Legg-Calve-Perthes Disease

By Tammy Hunter, DVM; Ernest Ward, DVM

Surgical Conditions, Pet Services

This condition is also known as Legg-Perthes disease, Perthes disease, coxa plana, and aseptic or avascular necrosis of the femoral head.

This condition affects the hip joint which is a ball and socket joint. The ball is at the top of the thigh bone (femur), and the socket (acetabulum) is in the pelvis.

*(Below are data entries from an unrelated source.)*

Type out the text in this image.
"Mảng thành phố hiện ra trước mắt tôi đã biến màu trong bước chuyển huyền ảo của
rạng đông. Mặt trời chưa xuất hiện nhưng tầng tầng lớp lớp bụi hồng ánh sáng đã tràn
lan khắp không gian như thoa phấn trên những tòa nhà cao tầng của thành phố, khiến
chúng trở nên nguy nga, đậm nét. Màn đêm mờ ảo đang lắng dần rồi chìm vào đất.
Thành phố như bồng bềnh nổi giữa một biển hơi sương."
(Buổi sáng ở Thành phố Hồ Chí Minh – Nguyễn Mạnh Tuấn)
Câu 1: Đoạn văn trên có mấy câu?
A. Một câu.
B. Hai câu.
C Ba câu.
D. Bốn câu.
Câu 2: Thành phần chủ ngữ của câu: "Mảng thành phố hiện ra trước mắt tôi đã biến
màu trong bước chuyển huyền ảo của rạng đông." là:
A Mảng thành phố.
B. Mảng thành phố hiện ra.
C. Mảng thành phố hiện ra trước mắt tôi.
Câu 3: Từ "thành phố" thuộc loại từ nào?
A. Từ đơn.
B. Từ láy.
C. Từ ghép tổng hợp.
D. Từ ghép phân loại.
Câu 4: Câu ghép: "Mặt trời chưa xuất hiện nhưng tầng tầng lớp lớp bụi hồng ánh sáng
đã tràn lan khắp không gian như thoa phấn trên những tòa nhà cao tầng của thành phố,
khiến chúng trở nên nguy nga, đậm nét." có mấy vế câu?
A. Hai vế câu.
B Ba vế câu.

What is Legg-Calve-Perthes disease?

If the femoral head or ball develops necrosis or dies, it can no longer function properly. Necrosis is due to loss of the blood supply to the femoral head.

 

What causes Legg-Calve-Perthes disease?

Legg-Calve-Perthes occurs in young dogs and is a hereditary condition of small breeds, such as Chihuahuas, Bichon Frises, Poodles, Pomeranians, and terriers. It may also occur in cats. It is also common after trauma or injury to the leg or hip.

How is it diagnosed?

Diagnosis is based on clinical signs and medical history. The most common clinical signs are slowly progressing hind limb lameness, with resulting inability to bear weight on the affected limb or both hind limbs. It may begin in one leg and progress to both legs, especially in young pets. On clinical examination there is usually reduced hip joint movement, lack of muscle mass and apparent limb shortening. Owners often report that their pet has become increasingly irritable because of pain in the joint. Diagnosis is made by performing radiographs (X-rays) of the hip joint. Radiographs will show a misshapen appearance to the femoral head.

What is the treatment?

The treatment of choice is femoral head and neck ostectomy (FHO) or surgical removal of the femoral head and neck (see handout “Femoral Head Ostectomy (FHO) in Dogs”). Because the condition often affects young, small breed dogs, it is often unnecessary to replace the hip joint. Larger dogs with Legg-Calve-Perthes disease may require a total hip replacement (see handout “Total Hip Replacement in Dogs”).

What happens to the joint if part of the hip is removed?

Healing involves the laying down of fibrous tissue and in a very short time a false joint is created. Within months, most dogs are running and playing as if nothing happened.

Can complications occur with the surgery?

Complications are rare following this type of surgery. A small percentage of dogs will always experience some limping or discomfort and may require long-term anti-inflammatory medication. Others may require a second surgery to remove any residual bone spurs that may cause discomfort.

Will I be able to breed my dog?

Since this is often a hereditary condition, breeding any dog diagnosed with Legg-Calve-Perthes disease is not recommended.